Agudelo et al (2019) [9] in a case-control study on factors associated with fetal macrosomia showed that pregnant women who presented excessive BMI before pregnancy, 64.8% had macrosomic newborns and in pregnant women with an adequate BMI, percentage decreases to 38.2%. Macrosomia was 1.6 times more likely in pregnant women with excessive BMI before pregnancy compared to normal weight (p= 0.004). In our study, this positive association is confirmed with the bivariate analysis, since of the total of newborns with macrosomia, 83.7% were in women with preconception excess weight (overweight 44.9% and obesity 38.8%) and only 16.3% had normal BMI, with statistical significance (p= 0.006) and verifiable through logistic regression.

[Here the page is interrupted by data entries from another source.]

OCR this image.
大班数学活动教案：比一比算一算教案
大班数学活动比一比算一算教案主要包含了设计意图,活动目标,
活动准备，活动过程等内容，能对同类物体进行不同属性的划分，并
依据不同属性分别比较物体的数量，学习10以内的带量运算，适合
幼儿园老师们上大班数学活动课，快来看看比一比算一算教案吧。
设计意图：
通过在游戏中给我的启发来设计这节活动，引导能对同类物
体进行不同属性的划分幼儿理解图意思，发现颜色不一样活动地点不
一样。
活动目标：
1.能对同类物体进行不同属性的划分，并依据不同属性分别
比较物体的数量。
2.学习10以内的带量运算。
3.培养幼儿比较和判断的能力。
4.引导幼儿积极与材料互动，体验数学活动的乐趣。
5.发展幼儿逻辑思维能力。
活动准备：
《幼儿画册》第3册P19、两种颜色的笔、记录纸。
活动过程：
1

In our study we found that of the total of newborns with ≥4000 g, 34.7% were associated with GDM, this result is similar to the study by Garcia et al (2016) [10], where the group with macrosomia presented alterations in glucose in 30.4% versus 69.6% without alterations.
Conclusion
In conclusion, the main purpose of our study was to investigate the role of maternal preconception BMI in the weight of the newborn, which was satisfactorily met, since based on our results we found that overweight and obesity have a strong association with macrosomia. As health professionals, it is important in our daily medical consultation to identify women of reproductive age who are planning a pregnancy, especially those who are overweight and obese, to offer an opportunity to improve obstetric and neonatal outcomes.